"Heads must come out of the sand" about the scale of immigration to Britain, according to one senior Conservative MP.
MP for Mid Sussex, Nicholas Soames, opened a backbench business debate on immigration, on 6 September 2012.
Mr Soames warned MPs the "stakes are indeed very high" with difficult decisions to take against "unforgiving" timescales.
The issue of immigration was, he said, of "fundamental importance to the future of the country".
He added that a Commons debate had been chosen by the Backbench Business Committee in response to a petition launched by MigrationWatch on the government's website last autumn, which received more than 100,000 signatures within a week.
Former Labour minister Frank Field spoke about Britain hosting the London 2012 Olympic Games, saying he was "delighted" by the athletes who had come to make a new life and "were so committed to us that they actually wanted not only to participate but to win for this country".
He said he had feared the Games might present the opportunity for a terrorist outrage, but was pleased he had been wrong.
He told MPs: "We have so many people who come here and are so committed and yet at the same there are some, so far as we know, second generation, who harbour such terrible thoughts in their hearts about us that they actually want to take terrible action against us."

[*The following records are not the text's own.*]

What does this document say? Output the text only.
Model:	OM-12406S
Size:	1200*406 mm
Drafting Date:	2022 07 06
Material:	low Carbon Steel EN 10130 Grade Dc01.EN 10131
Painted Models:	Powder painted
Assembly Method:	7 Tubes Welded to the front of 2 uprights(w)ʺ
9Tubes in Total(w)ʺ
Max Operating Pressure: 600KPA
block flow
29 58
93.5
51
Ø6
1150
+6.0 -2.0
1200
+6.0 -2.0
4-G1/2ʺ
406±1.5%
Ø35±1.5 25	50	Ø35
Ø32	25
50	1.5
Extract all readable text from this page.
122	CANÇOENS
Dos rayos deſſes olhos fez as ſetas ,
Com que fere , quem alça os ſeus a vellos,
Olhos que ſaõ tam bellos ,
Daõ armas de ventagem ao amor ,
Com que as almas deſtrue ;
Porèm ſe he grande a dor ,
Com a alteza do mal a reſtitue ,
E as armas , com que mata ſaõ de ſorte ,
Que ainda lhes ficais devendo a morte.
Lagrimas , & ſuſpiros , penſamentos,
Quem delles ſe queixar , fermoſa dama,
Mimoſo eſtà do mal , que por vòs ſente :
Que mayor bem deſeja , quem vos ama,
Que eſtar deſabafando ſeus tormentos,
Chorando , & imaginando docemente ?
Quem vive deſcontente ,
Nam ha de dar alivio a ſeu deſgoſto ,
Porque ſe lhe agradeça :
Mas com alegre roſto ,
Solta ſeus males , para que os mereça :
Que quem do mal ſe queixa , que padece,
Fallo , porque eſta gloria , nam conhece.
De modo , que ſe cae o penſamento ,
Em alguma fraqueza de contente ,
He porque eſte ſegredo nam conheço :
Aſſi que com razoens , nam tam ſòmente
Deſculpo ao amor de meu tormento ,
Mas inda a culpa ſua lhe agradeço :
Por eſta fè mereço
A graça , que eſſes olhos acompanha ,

The motion called on the government to reduce immigration to a level that would keep the UK's population significantly below 70 million.
Figures released last week showed that net migration to the UK has fallen but remains at more than double the government's target of fewer than 100,000 a year.
The UK population currently stands at about 62.6 million - the Office for National Statistics projects this will reach 72 million in 2032 and 81 million by 2060.
The SNP's Pete Wishart dismissed the motion as "nasty, silly, and ridiculous" and said it was something that "could almost be from a shady authoritarian regime".
Mr Wishart also questioned what "all necessary steps" to reduce immigration could really mean.
Shadow immigration minister Chris Bryant said Britons worried about foreigners settling in the UK were not "bigots".
Mr Bryant told MPs: "It's absolutely vital that we have a robust, firm, workable, controlled immigration system that is fair to the resident British nationals and to migrants who seek to come here."
Responding to the debate for the first time in his new role as immigration minister, Mark Harper said the government remained committed to its manifesto target of bringing net immigration down to the tens of thousands.
He said: "Reducing net migration and tackling abuse are completely compatible with continuing to attract the brightest and the best.
"Immigration can be beneficial to Britain but the unsustainable levels we have seen have been damaging. That was why we said would get a grip."